I was watching a very strong technical presentation recently. The speaker knew his subject thoroughly, and spoke with confidence and precision. He hardly stuttered at all. The slides were informative and to the point. But then the presentation ended with a one liner with a curse word in it. It made me disappointed.

Curse words in public writing and speaking is a curious thing. Its "shock effects" can make a weak presentation and a weak speaker appear more captivating. But at the same time, I believe it becomes a distraction and detriment for presenters whose skills and material are already convincing and interesting on their own. In effect, the use of such words "normalizes" speakers and presentations towards some median value. It might be a useful in some limited situations, but in general I believe that using this "crutch" puts an upper limit on the effectiveness one can achieve.

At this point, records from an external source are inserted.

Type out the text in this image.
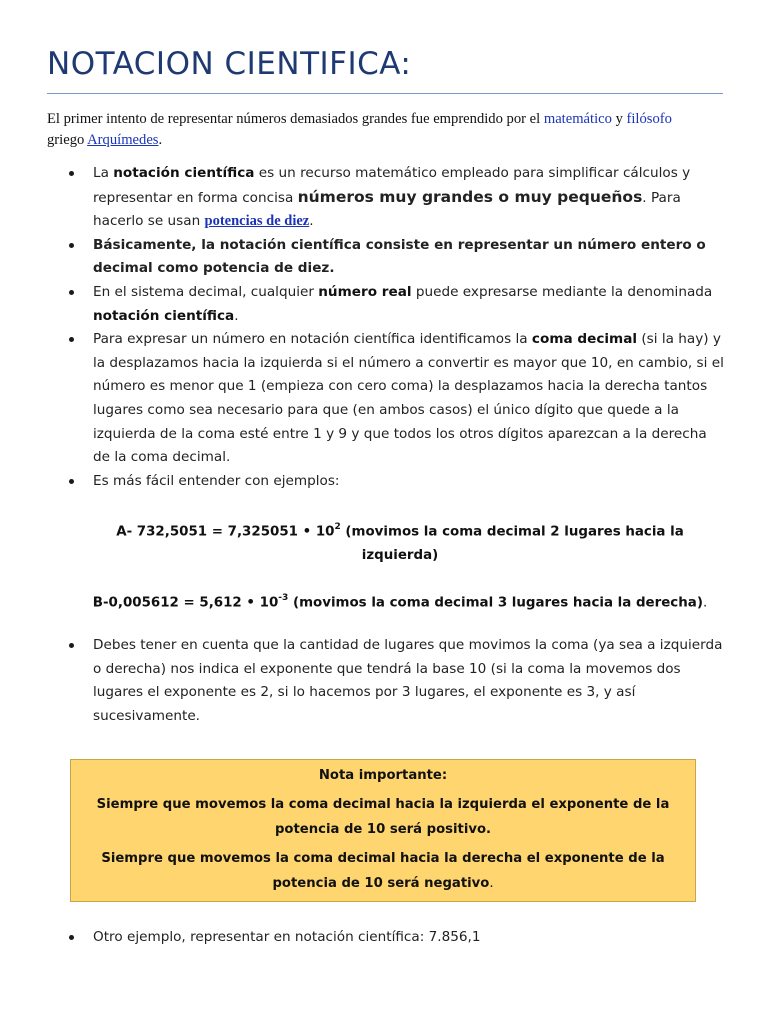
NOTACION CIENTIFICA:

El primer intento de representar números demasiados grandes fue emprendido por el matemático y filósofo
griego Arquímedes.

La notación científica es un recurso matemático empleado para simplificar cálculos y representar en forma concisa números muy grandes o muy pequeños. Para hacerlo se usan potencias de diez.
Básicamente, la notación científica consiste en representar un número entero o decimal como potencia de diez.
En el sistema decimal, cualquier número real puede expresarse mediante la denominada notación científica.
Para expresar un número en notación científica identificamos la coma decimal (si la hay) y la desplazamos hacia la izquierda si el número a convertir es mayor que 10, en cambio, si el número es menor que 1 (empieza con cero coma) la desplazamos hacia la derecha tantos lugares como sea necesario para que (en ambos casos) el único dígito que quede a la izquierda de la coma esté entre 1 y 9 y que todos los otros dígitos aparezcan a la derecha de la coma decimal.
Es más fácil entender con ejemplos:
A- 732,5051 = 7,325051 • $10^2$ (movimos la coma decimal 2 lugares hacia la izquierda)
B-0,005612 = 5,612 • $10^{-3}$ (movimos la coma decimal 3 lugares hacia la derecha).
Debes tener en cuenta que la cantidad de lugares que movimos la coma (ya sea a izquierda o derecha) nos indica el exponente que tendrá la base 10 (si la coma la movemos dos lugares el exponente es 2, si lo hacemos por 3 lugares, el exponente es 3, y así sucesivamente.
Nota importante:
Siempre que movemos la coma decimal hacia la izquierda el exponente de la potencia de 10 será positivo.
Siempre que movemos la coma decimal hacia la derecha el exponente de la potencia de 10 será negativo.
Otro ejemplo, representar en notación científica: 7.856,1
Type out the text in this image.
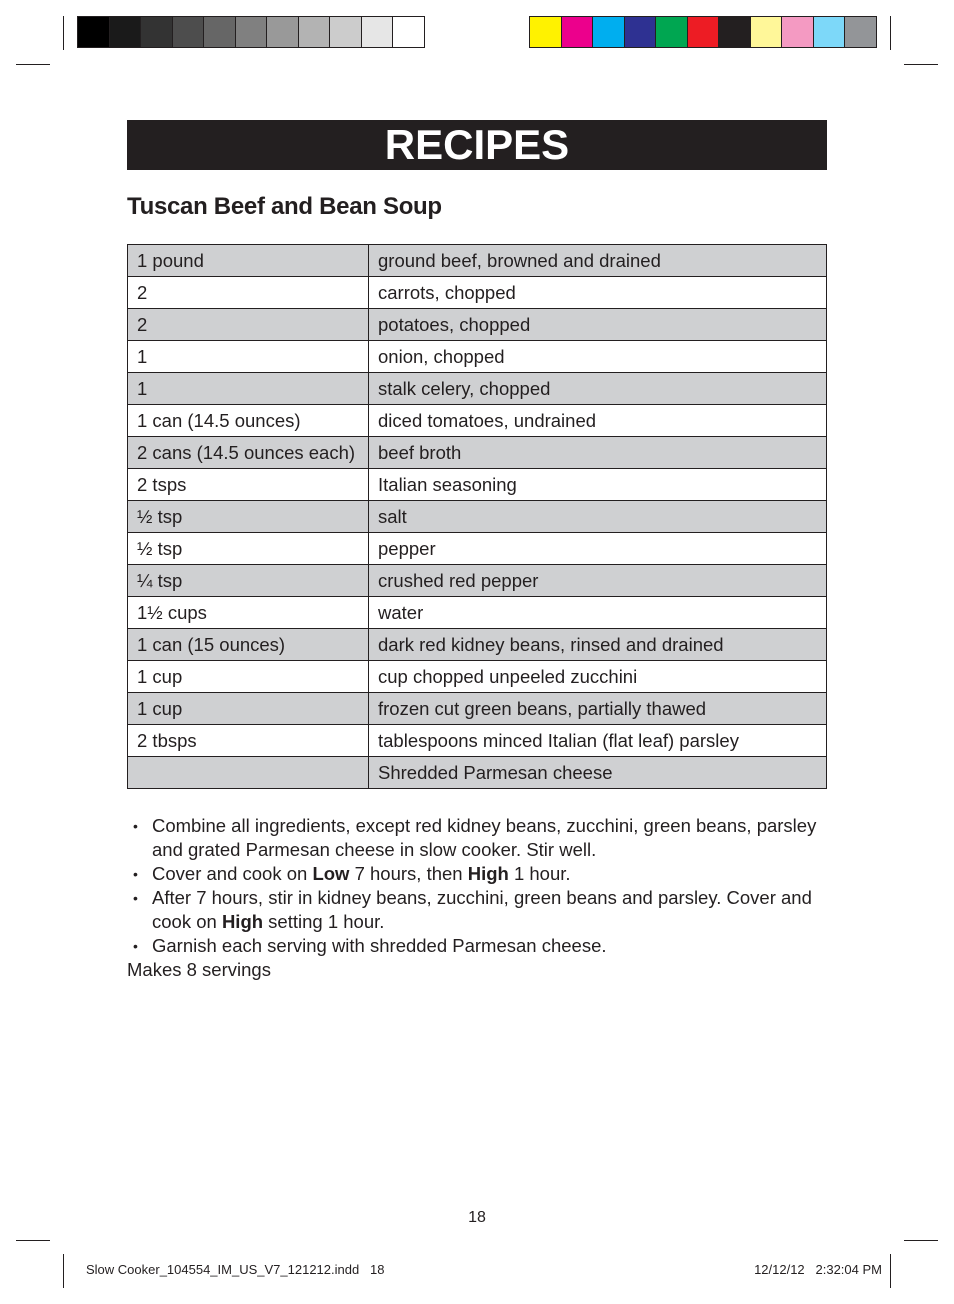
RECIPES
Tuscan Beef and Bean Soup
1 pound	ground beef, browned and drained
2	carrots, chopped
2	potatoes, chopped
1	onion, chopped
1	stalk celery, chopped
1 can (14.5 ounces)	diced tomatoes, undrained
2 cans (14.5 ounces each)	beef broth
2 tsps	Italian seasoning
½ tsp	salt
½ tsp	pepper
¼ tsp	crushed red pepper
1½ cups	water
1 can (15 ounces)	dark red kidney beans, rinsed and drained
1 cup	cup chopped unpeeled zucchini
1 cup	frozen cut green beans, partially thawed
2 tbsps	tablespoons minced Italian (flat leaf) parsley
	Shredded Parmesan cheese
• Combine all ingredients, except red kidney beans, zucchini, green beans, parsley and grated Parmesan cheese in slow cooker. Stir well.
• Cover and cook on Low 7 hours, then High 1 hour.
• After 7 hours, stir in kidney beans, zucchini, green beans and parsley. Cover and cook on High setting 1 hour.
• Garnish each serving with shredded Parmesan cheese.
Makes 8 servings
18
Slow Cooker_104554_IM_US_V7_121212.indd   18	12/12/12   2:32:04 PM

"Crutch" is an apt analogy, since a real world crutch helps an injured person move faster but causes healthy people to move slower than their full capabilities. There is a "crutch-user moving speed" that both the injured and the healthy converge to as a result. A completely healthy person would never use a crutch to move around, since that would only slow him down and make things cumbersome and annoying.

Just like how a crutch weighs you down if you are healthy, curse words weigh down the effectiveness of an otherwise convincing talk or article. But unlike real crutches, it's difficult to perceive this detrimental effect as the protagonist. You often have to rely on an observer to set you straight. I've been a victim to this in my own writing in the past, and it wasn't until I saw other profanity-laden posts and their critiques by others that I recognized my own folly.

I have nothing against cursing in the right setting, for instance in private with close friends. It might even have a place in public speaking and writing, in very limited circumstances. But most of the time, if we're anything resembling competent at our craft, we would do well by eschewing curse words.